Peter Burnhill, EDINA: statement makers versus artisans? Observing what’s happening, can assuming the internet is always on. Need to think about what it means to publish data which includes archival issues. Not just take away, but software access. Variety out there, will be drivers, researchers are driven. What constitutes-well-published data including some notion of designated community to which you are publishing. Lynn, funders are increasing expectation on what researchers do in this respect, but can only drive this so far. Wellcome want researchers to tell us in DM plans what their approach will be to curating the data, making it available (including when); this DM plan is then peer-reviewed (larger grants, population studies etc) as part of the selection process. Coggins: well run labs with careful research systems means data better documented. Burnhill, provenance an issue, yes. Need to understand the drivers for someone wanting to re-analyse someone else’s data.

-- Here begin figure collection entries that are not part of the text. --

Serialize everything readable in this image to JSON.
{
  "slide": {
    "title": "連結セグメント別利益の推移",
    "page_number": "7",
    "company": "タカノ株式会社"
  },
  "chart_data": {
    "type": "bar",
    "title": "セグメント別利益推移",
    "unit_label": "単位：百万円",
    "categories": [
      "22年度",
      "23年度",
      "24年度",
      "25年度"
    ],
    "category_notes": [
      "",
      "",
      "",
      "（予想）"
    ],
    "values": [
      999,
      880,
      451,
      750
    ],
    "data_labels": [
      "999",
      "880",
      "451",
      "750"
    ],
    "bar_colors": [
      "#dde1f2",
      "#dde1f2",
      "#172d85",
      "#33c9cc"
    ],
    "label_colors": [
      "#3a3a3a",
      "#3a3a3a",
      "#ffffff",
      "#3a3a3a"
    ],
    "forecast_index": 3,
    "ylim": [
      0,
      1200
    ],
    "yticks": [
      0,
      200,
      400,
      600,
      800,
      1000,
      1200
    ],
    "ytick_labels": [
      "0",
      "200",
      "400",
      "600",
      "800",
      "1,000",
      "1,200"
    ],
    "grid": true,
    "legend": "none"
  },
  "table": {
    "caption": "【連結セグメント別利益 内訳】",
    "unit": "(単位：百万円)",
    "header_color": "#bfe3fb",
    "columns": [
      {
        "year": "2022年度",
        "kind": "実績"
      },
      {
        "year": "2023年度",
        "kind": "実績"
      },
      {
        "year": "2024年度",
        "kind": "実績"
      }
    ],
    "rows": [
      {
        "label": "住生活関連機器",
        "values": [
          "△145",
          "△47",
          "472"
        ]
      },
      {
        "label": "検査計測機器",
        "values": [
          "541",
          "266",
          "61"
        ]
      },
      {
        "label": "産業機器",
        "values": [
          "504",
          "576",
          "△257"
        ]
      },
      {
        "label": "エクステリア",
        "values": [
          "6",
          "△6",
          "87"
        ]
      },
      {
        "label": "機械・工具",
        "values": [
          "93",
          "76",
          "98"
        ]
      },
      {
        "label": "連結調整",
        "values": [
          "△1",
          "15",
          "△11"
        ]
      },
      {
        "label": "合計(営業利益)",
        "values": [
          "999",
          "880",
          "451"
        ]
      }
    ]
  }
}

Kevin Schurer again: reflection on Qs so far. Making fruits of research available not a new conundrum, RS celebrating 350 years. The ways this is done very segmented: researcher, publisher, copy-editor; very segmented process. Problem with data (varies from disciplines): PI often the data generator, publisher & often distributor as well. UKRDS provides possibility to separate those things out again. Agreement from panel.